One of the world’s greatest financial historians, Niall Ferguson, gave an excellent interview on the Money Maze Podcast

The hedge fund manager, Ray Dalio, stated that Bitcoin:

“could serve as a diversifier to gold and other such stokeholds of wealth assets. The main thing is to have some of these type of assets (with limited supply, that are mobile, and that are store holds of wealth), including stocks, in one’s portfolio and to diversify among them. Not enough people do that.”

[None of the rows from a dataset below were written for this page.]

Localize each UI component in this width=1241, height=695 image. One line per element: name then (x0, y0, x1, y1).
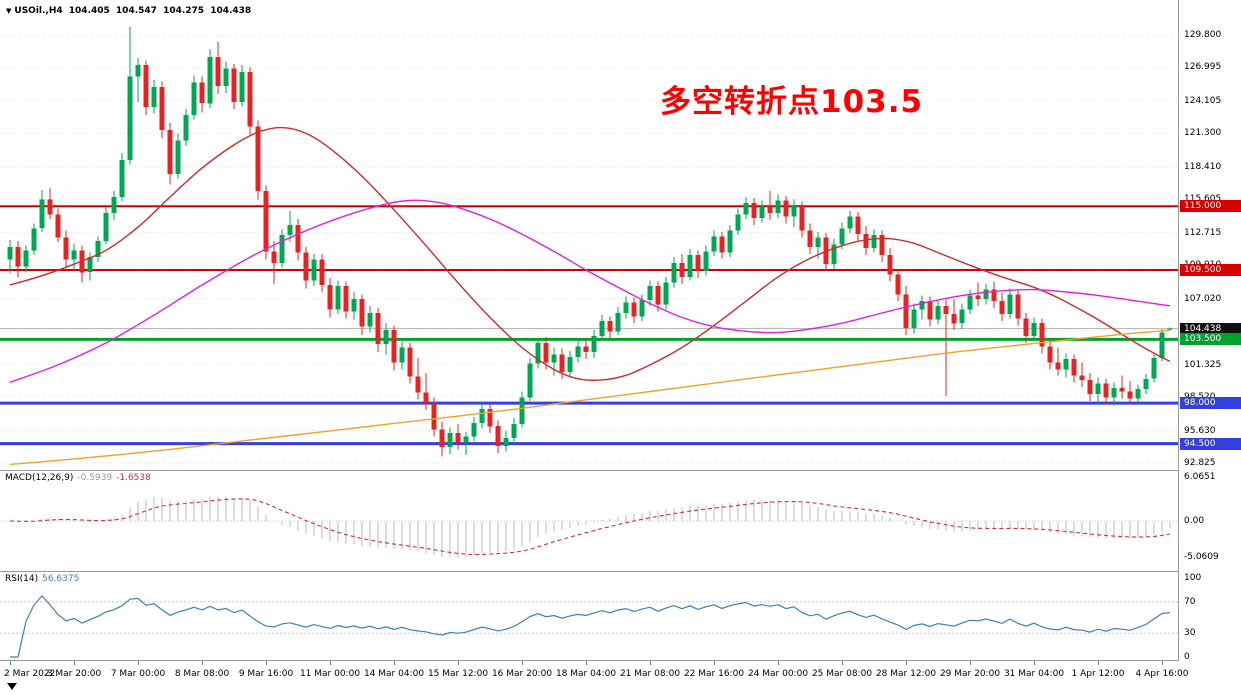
time-axis-label: 21 Mar 08:00 (619, 669, 681, 679)
time-axis-label: 9 Mar 16:00 (238, 669, 294, 679)
support-badge-94-5: 94.500 (1180, 438, 1241, 450)
panel-separator[interactable] (0, 470, 1241, 471)
time-axis-label: 11 Mar 00:00 (299, 669, 361, 679)
time-axis-label: 3 Mar 20:00 (46, 669, 102, 679)
time-axis-tick (394, 661, 395, 665)
time-axis-label: 15 Mar 12:00 (427, 669, 489, 679)
time-axis-tick (586, 661, 587, 665)
time-axis-label: 28 Mar 12:00 (875, 669, 937, 679)
price-axis-label: 129.800 (1184, 30, 1222, 40)
macd-label: MACD(12,26,9) -0.5939 -1.6538 (5, 473, 155, 483)
price-axis-label: 95.630 (1184, 426, 1216, 436)
price-axis-label: 124.105 (1184, 96, 1222, 106)
ohlc-low: 104.275 (163, 6, 205, 16)
price-axis-label: 112.715 (1184, 228, 1222, 238)
time-axis-tick (138, 661, 139, 665)
time-axis-tick (458, 661, 459, 665)
macd-main-value: -0.5939 (77, 473, 113, 483)
time-axis-tick (10, 661, 11, 665)
time-axis-label: 4 Apr 16:00 (1135, 669, 1189, 679)
time-axis[interactable]: 2 Mar 2022 3 Mar 20:00 7 Mar 00:00 8 Mar 08… (0, 661, 1241, 695)
price-axis-label: 92.825 (1184, 458, 1216, 468)
rsi-axis-label: 70 (1184, 597, 1196, 607)
time-axis-tick (1034, 661, 1035, 665)
time-axis-label: 29 Mar 20:00 (939, 669, 1001, 679)
time-axis-label: 16 Mar 20:00 (491, 669, 553, 679)
macd-axis-label: 6.0651 (1184, 472, 1216, 482)
symbol-marker-icon: ▼ (6, 7, 12, 15)
candles-layer (7, 26, 1173, 457)
rsi-name: RSI(14) (5, 574, 39, 584)
time-scale-marker-icon (7, 683, 17, 690)
ma-slow-line (9, 329, 1171, 466)
time-axis-label: 25 Mar 08:00 (811, 669, 873, 679)
ohlc-open: 104.405 (68, 6, 110, 16)
time-axis-label: 7 Mar 00:00 (110, 669, 166, 679)
rsi-axis-label: 100 (1184, 573, 1202, 583)
price-axis-label: 107.020 (1184, 294, 1222, 304)
time-axis-tick (970, 661, 971, 665)
price-axis-label: 121.300 (1184, 128, 1222, 138)
macd-name: MACD(12,26,9) (5, 473, 74, 483)
rsi-label: RSI(14) 56.6375 (5, 574, 83, 584)
macd-axis-label: 0.00 (1184, 516, 1205, 526)
time-axis-label: 2 Mar 2022 (4, 669, 56, 679)
time-axis-tick (1162, 661, 1163, 665)
time-axis-tick (522, 661, 523, 665)
time-axis-label: 24 Mar 00:00 (747, 669, 809, 679)
rsi-axis-label: 30 (1184, 628, 1196, 638)
support-badge-98: 98.000 (1180, 397, 1241, 409)
time-axis-tick (842, 661, 843, 665)
price-chart-canvas[interactable] (0, 0, 1178, 470)
time-axis-tick (266, 661, 267, 665)
current-price-badge: 104.438 (1180, 323, 1241, 335)
time-axis-tick (74, 661, 75, 665)
ohlc-close: 104.438 (210, 6, 252, 16)
chart-annotation-text[interactable]: 多空转折点103.5 (660, 84, 924, 120)
price-axis-label: 126.995 (1184, 62, 1222, 72)
resistance-badge-109-5: 109.500 (1180, 264, 1241, 276)
price-axis-label: 115.605 (1184, 194, 1222, 204)
time-axis-tick (778, 661, 779, 665)
time-axis-label: 31 Mar 04:00 (1003, 669, 1065, 679)
ohlc-high: 104.547 (115, 6, 157, 16)
time-axis-label: 18 Mar 04:00 (555, 669, 617, 679)
rsi-axis-label: 0 (1184, 652, 1190, 662)
pivot-badge-103-5: 103.500 (1180, 333, 1241, 345)
price-axis-label: 101.325 (1184, 360, 1222, 370)
time-axis-label: 1 Apr 12:00 (1071, 669, 1125, 679)
time-axis-tick (202, 661, 203, 665)
time-axis-tick (906, 661, 907, 665)
time-axis-tick (330, 661, 331, 665)
resistance-badge-115: 115.000 (1180, 200, 1241, 212)
macd-histogram (17, 496, 1171, 558)
price-axis-label: 118.410 (1184, 162, 1222, 172)
panel-separator[interactable] (0, 571, 1241, 572)
rsi-panel-canvas[interactable] (0, 572, 1178, 660)
symbol-period-label: USOil.,H4 (14, 6, 63, 16)
time-axis-label: 14 Mar 04:00 (363, 669, 425, 679)
price-axis[interactable]: 129.800 126.995 124.105 121.300 118.410 115.6… (1178, 0, 1241, 662)
ma-mid-line (9, 199, 1171, 383)
macd-axis-label: -5.0609 (1184, 552, 1219, 562)
time-axis-tick (714, 661, 715, 665)
chart-header: ▼ USOil.,H4 104.405 104.547 104.275 104.4… (6, 6, 254, 16)
rsi-line (10, 594, 1171, 658)
macd-panel-canvas[interactable] (0, 471, 1178, 571)
ma-fast-line (9, 126, 1171, 381)
time-axis-label: 8 Mar 08:00 (174, 669, 230, 679)
rsi-value: 56.6375 (42, 574, 80, 584)
time-axis-tick (1098, 661, 1099, 665)
macd-signal-line (9, 498, 1171, 556)
time-axis-tick (650, 661, 651, 665)
time-axis-label: 22 Mar 16:00 (683, 669, 745, 679)
macd-signal-value: -1.6538 (116, 473, 151, 483)
panel-separator[interactable] (0, 660, 1241, 661)
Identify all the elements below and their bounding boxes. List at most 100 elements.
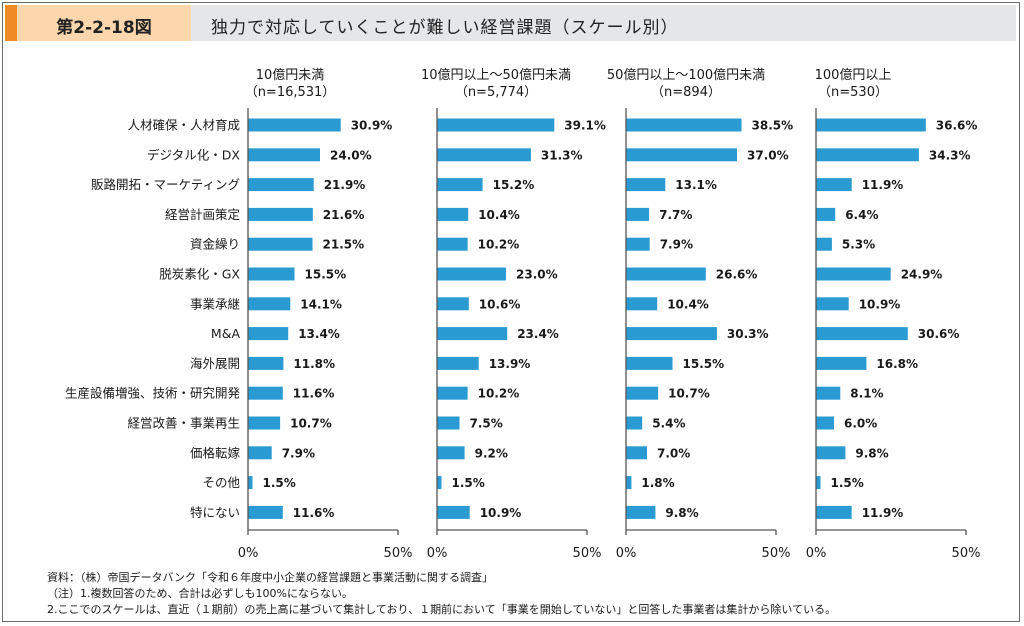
bar bbox=[437, 148, 531, 162]
tick-label: 0% bbox=[238, 546, 259, 561]
tick-label: 0% bbox=[427, 546, 448, 561]
bar bbox=[248, 118, 341, 132]
bar bbox=[248, 476, 253, 490]
bar bbox=[437, 237, 468, 251]
value-label: 7.7% bbox=[659, 208, 692, 222]
value-label: 24.9% bbox=[901, 268, 943, 282]
category-label: その他 bbox=[202, 475, 240, 490]
value-label: 5.3% bbox=[842, 238, 875, 252]
tick-label: 0% bbox=[616, 546, 637, 561]
bar bbox=[626, 297, 658, 311]
bar bbox=[816, 297, 849, 311]
value-label: 1.5% bbox=[452, 476, 485, 490]
tick-label: 50% bbox=[573, 546, 602, 561]
source-note: 資料：（株）帝国データバンク「令和６年度中小企業の経営課題と事業活動に関する調査… bbox=[47, 571, 494, 584]
bar bbox=[626, 267, 706, 281]
bar bbox=[626, 148, 737, 162]
bar bbox=[816, 327, 908, 341]
value-label: 11.9% bbox=[862, 178, 904, 192]
bar bbox=[626, 178, 666, 192]
value-label: 9.2% bbox=[475, 446, 508, 460]
bar bbox=[248, 416, 281, 430]
bar bbox=[437, 416, 460, 430]
bar bbox=[248, 386, 283, 400]
value-label: 1.5% bbox=[263, 476, 296, 490]
bar bbox=[816, 505, 852, 519]
value-label: 7.0% bbox=[657, 446, 690, 460]
value-label: 30.9% bbox=[351, 119, 393, 133]
bar bbox=[816, 148, 919, 162]
value-label: 14.1% bbox=[300, 297, 342, 311]
bar bbox=[626, 118, 742, 132]
bar bbox=[437, 207, 469, 221]
bar bbox=[816, 237, 832, 251]
bar bbox=[626, 476, 632, 490]
value-label: 13.1% bbox=[675, 178, 717, 192]
bar bbox=[626, 505, 656, 519]
value-label: 21.9% bbox=[324, 178, 366, 192]
category-label: 海外展開 bbox=[190, 356, 240, 371]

Ferguson and Dalio know what they are talking about. Ferguson is very much in the Bitcoin Network effect camp whereas Dalio accepts Bitcoin as part of the real asset gang. At ByteTree, we believe in both camps. They both like gold too, as do we.

Summary

Narratives can be fun, but they can also be dangerous, especially when they are wrong. Currently, the most deafening narrative revolves around limited supply. That’s great as we’d all rather have limited supply than endless supply. But the bottom line is that it is network activity that creates long-term value in Bitcoin. That means a new user is more likely to attract others, and so it goes on. In contrast, the investment flows come and go. For the price of Bitcoin to rise, the underlying network must grow. That means more active investors, liquidity, applications, acceptance and above all, users. Be sure, the internet is good at this.

If you want to get ahead, understand the weighing machine so that you have sufficient knowledge to trade the voting machine. The institution ship creates a bow wave, and it is a great place to go surfing. As for the short-term price dip, there is no evidence of an impending bear market, merely a pull-back from one hell of a rally. Buy the dip.